Iron overload syndromes in the aforementioned cohort study were the second most common cause of ferritin elevations > 1,000 (136/627) .
Hereditary hemochromatosis is characterized by an elevated ferritin and transferrin saturation. In population based-studies, the majority of patients with iron overload secondary to hereditary hemochromatosis will have ferritin levels < 1,000, but can have wide variation presenting values . Patients present with many different constellations of clinical symptoms, but it is most commonly associated with chronic liver disease, infiltrative cardiomyopathy, joint disease, type 2 diabetes, and skin hyperpigmentation . Although consistent with our patient’s elevated transferrin saturation, a new presentation as a 63 year old male without any other new clinical signs would be unusual.

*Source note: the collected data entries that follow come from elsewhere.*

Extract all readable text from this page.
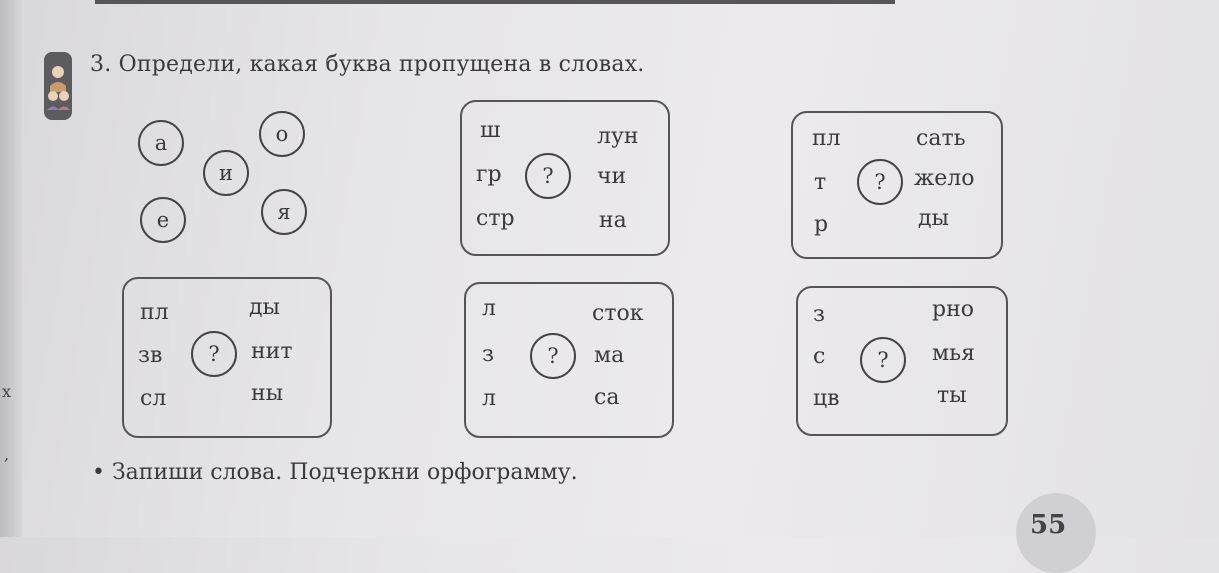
х
,
3. Определи, какая буква пропущена в словах.
а	о
и
е	я
ш
гр
стр
?
лун
чи
на
пл
т
р
?
сать
жело
ды
пл
зв
сл
?
ды
нит
ны
л
з
л
?
сток
ма
са
з
с
цв
?
рно
мья
ты
• Запиши слова. Подчеркни орфограмму.
55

Iatrogenic iron overload from pRBC transfusion or iron supplementation can also present with a wide range of ferritin levels from slightly elevated to a ferritin in the tens of thousands. It is usually associated with an elevated transferrin saturation, but not always. Typically this is evident from a history of blood and iron transfusions. This patient is at high risk given that he has ESRD on HD and has intermittently been receiving care in low resource areas in the Dominican Republic. Given his recent ICU admission in a foreign country, level of elevation > 10,000, and increased transferrin saturation this is the most likely diagnosis.
Lack of access to RRT is a global problem, and even in those patients receiving RRT, lack of access to ESAs continues to pose a problem. Low resource areas without access to erythropoietin analogues due to prohibitive cost will often opt to transfuse pRBCs for symptomatic anemia or heavily supplement IV iron with the goal of stimulating erythropoiesis. Excess iron can manifest as symptomatic hemochromatosis, including liver dysfunction, cardiac toxicity, endocrine dysfunction (diabetes, hypogonadism), skin pigmentation, and arthropathy . Although this patient did not have hemochromatosis causing an infiltrative cardiomyopathy, it was a diagnosis that had to be ruled out. As evidenced by this patient, it is always important to consider how patients access RRT when outside of the US and their risk of iatrogenic iron overload.